ところが、看護していた兵隊ばかりか、一緒に勤務していた先輩も爆弾によって死亡。多くの死を目の当たりにしたももちゃんは、生きる希望を失っていく。そんななか、音楽教諭の東風平先生は「ぜったいに死ぬんじゃないぞ。生きるんだぞ」と声をかける。
「ふと耳鳴りがしました。耳の奥から、東風平先生がかなでた力強いピアノの音がきこえたような気がしたのです。(中略)身ぶるいするほどの命の躍動が、ももちゃんの体の中によみがえってきました」
戦後、疎開先から戻ってきた母と5人の弟妹を養うため、ももちゃんは米軍の基地で働く。基地内のキリスト教会でピアノを見つけたももちゃんは、許可をもらい、仕事の前後の時間に練習を続けた。

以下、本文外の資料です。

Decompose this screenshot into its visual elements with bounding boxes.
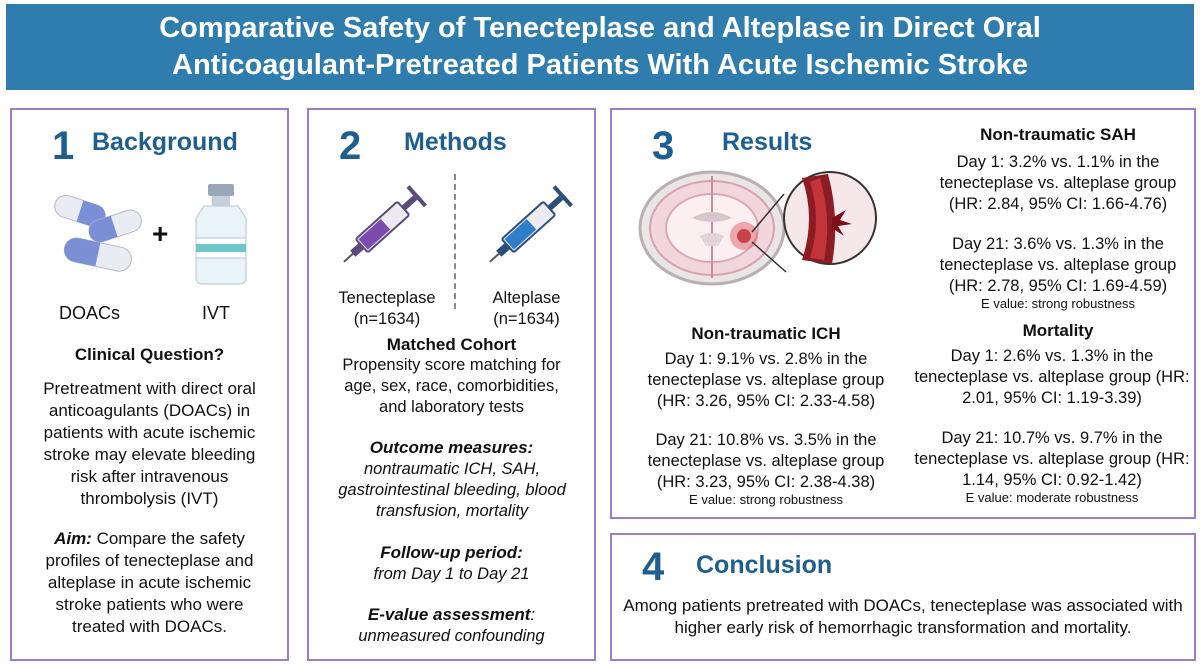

戦前から戦時下、そして戦後に至るまで、ピアノがももちゃんの心を支えた――。
◇
与那覇さんのことを「太陽の笑顔」と評する柴田さんは、本書のあとがきに「どんなつらい状況にあっても『生きろ』という強いメッセージとともに生きのび、その願いを僕たちにたくして、今年94歳、カランカランと笑う太陽のように生きていらっしゃいます」と記している。
“ももちゃん”は今も
柴田さんは、本書について「いつの時代、どこの国でも、普通に暮らしていた人たちが、ある日突然、戦争に巻き込まれる。まさにいま、ウクライナやロシアにも”ももちゃん”がいる。こうした悲劇が繰り返されぬよう、私たち一人ひとりが、自分にできることを取り組んでいかなければならない。どんなにつらい状況からも、人は希望を見いだし、前を向いて生きていくことができる。そういった思いを、この本に込めた」と執筆の思いを語った。